Dia pun menyinggung keterangan dari saksi korban yang dalam kasus ini boleh dipercaya atau tidak. Sebab peristiwa kekerasan seksual hanya disaksikan oleh pihak korban dan pelaku.
"Orang yang mendengarkan kabar ini punya hak mau percaya atau tidak," ujarnya.
Selain keterangan saksi korban, Said juga menyebutkan adanya keterangan ahli yang juga dapat dijadikan alat bukti selain keterangan saksi korban.
Hal tersebut menurutnya sesuai dengan Undang-Undang Nomor 12 Tahun 2022 tentang Tindak Pidana Kekerasan Seksual.
"Misalnya ada keterangan ahli yang membenarkan itu atau ada alat bukti lain yang tertera di dalam pasal 184 KUHAP, maka menurut ketentuan hukum ini, menurut Undang-Undang 12 tahun 2022 ini sudah dapat membuktikan terjadinya tindak pidana."
Baca juga: Ferdy Sambo Tak Bersedia Jadi Saksi Perkara Putri Candrawathi, Putri juga Tak Mau Jadi Saksi Sambo
Putri Menangis Ceritakan Kekerasan Seksual
Terkait kekerasan seksual ini, Putri Candrawathi sempat membeberkan perlakuan yang diterimanya saat menjalani uji poligraf.
Saat itu dirinya mengaku diperiksa oleh dua orang pria.
Seorang di antaranya merupakan saksi ahli yang hadir dalam persidangan Rabu (14/12/2022), yaitu Anggota Polisi Kaur Bidang Komputer Forensik, Aji Febriyanto Ar-Rosyid.
Seorang dari mereka menyampaikan bahwa Putri tetap harus menceritakan kejadian kekerasan seksul pada hari itu.
"Kalau tidak salah itu bapak Aji sendiri," kata Putri dalam persidangan pada Rabu (14/12/2022).
Spontan, Putri pun menangis pada saat itu.

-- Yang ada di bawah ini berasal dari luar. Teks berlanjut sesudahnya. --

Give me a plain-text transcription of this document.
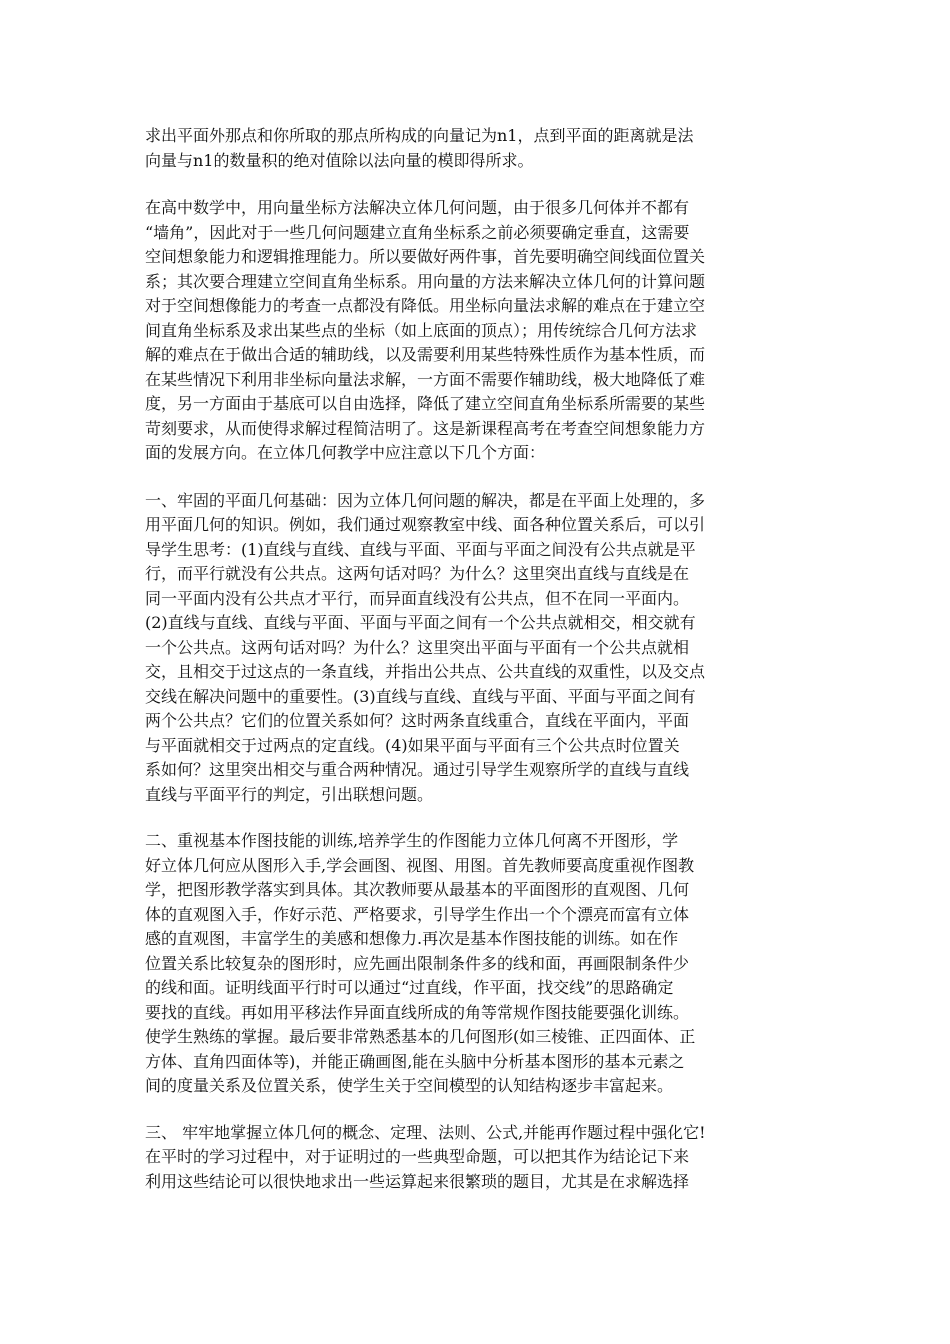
求出平面外那点和你所取的那点所构成的向量记为n1，点到平面的距离就是法
向量与n1的数量积的绝对值除以法向量的模即得所求。
在高中数学中，用向量坐标方法解决立体几何问题，由于很多几何体并不都有
“墙角”，因此对于一些几何问题建立直角坐标系之前必须要确定垂直，这需要
空间想象能力和逻辑推理能力。所以要做好两件事，首先要明确空间线面位置关
系；其次要合理建立空间直角坐标系。用向量的方法来解决立体几何的计算问题
对于空间想像能力的考查一点都没有降低。用坐标向量法求解的难点在于建立空
间直角坐标系及求出某些点的坐标（如上底面的顶点）；用传统综合几何方法求
解的难点在于做出合适的辅助线，以及需要利用某些特殊性质作为基本性质，而
在某些情况下利用非坐标向量法求解，一方面不需要作辅助线，极大地降低了难
度，另一方面由于基底可以自由选择，降低了建立空间直角坐标系所需要的某些
苛刻要求，从而使得求解过程简洁明了。这是新课程高考在考查空间想象能力方
面的发展方向。在立体几何教学中应注意以下几个方面：
一、牢固的平面几何基础：因为立体几何问题的解决，都是在平面上处理的，多
用平面几何的知识。例如，我们通过观察教室中线、面各种位置关系后，可以引
导学生思考：(1)直线与直线、直线与平面、平面与平面之间没有公共点就是平
行，而平行就没有公共点。这两句话对吗？为什么？这里突出直线与直线是在
同一平面内没有公共点才平行，而异面直线没有公共点，但不在同一平面内。
(2)直线与直线、直线与平面、平面与平面之间有一个公共点就相交，相交就有
一个公共点。这两句话对吗？为什么？这里突出平面与平面有一个公共点就相
交，且相交于过这点的一条直线，并指出公共点、公共直线的双重性，以及交点
交线在解决问题中的重要性。(3)直线与直线、直线与平面、平面与平面之间有
两个公共点？它们的位置关系如何？这时两条直线重合，直线在平面内，平面
与平面就相交于过两点的定直线。(4)如果平面与平面有三个公共点时位置关
系如何？这里突出相交与重合两种情况。通过引导学生观察所学的直线与直线
直线与平面平行的判定，引出联想问题。
二、重视基本作图技能的训练,培养学生的作图能力立体几何离不开图形，学
好立体几何应从图形入手,学会画图、视图、用图。首先教师要高度重视作图教
学，把图形教学落实到具体。其次教师要从最基本的平面图形的直观图、几何
体的直观图入手，作好示范、严格要求，引导学生作出一个个漂亮而富有立体
感的直观图，丰富学生的美感和想像力.再次是基本作图技能的训练。如在作
位置关系比较复杂的图形时，应先画出限制条件多的线和面，再画限制条件少
的线和面。证明线面平行时可以通过“过直线，作平面，找交线”的思路确定
要找的直线。再如用平移法作异面直线所成的角等常规作图技能要强化训练。
使学生熟练的掌握。最后要非常熟悉基本的几何图形(如三棱锥、正四面体、正
方体、直角四面体等)，并能正确画图,能在头脑中分析基本图形的基本元素之
间的度量关系及位置关系，使学生关于空间模型的认知结构逐步丰富起来。
三、 牢牢地掌握立体几何的概念、定理、法则、公式,并能再作题过程中强化它!
在平时的学习过程中，对于证明过的一些典型命题，可以把其作为结论记下来
利用这些结论可以很快地求出一些运算起来很繁琐的题目，尤其是在求解选择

Terlebih, dia harus menceritakan tanpa pendampingan psikolog.
"Saya harus ceritakan peristiwa kekerasan seksual yang saya alami tanpa didampingi oleh psikolog atau wanita di dalam ruangan," kata Putri.
Pada akhirnya, dia memutuskan untuk tetap menceritakan kejadian yang dimaksud.
Hal itu karena dirinya takut dilabeli tidak kooperatif dalam pemeriksaan.
"Saya takut dibilang tidak kooperatif dalam pemeriksaan," ujarnya.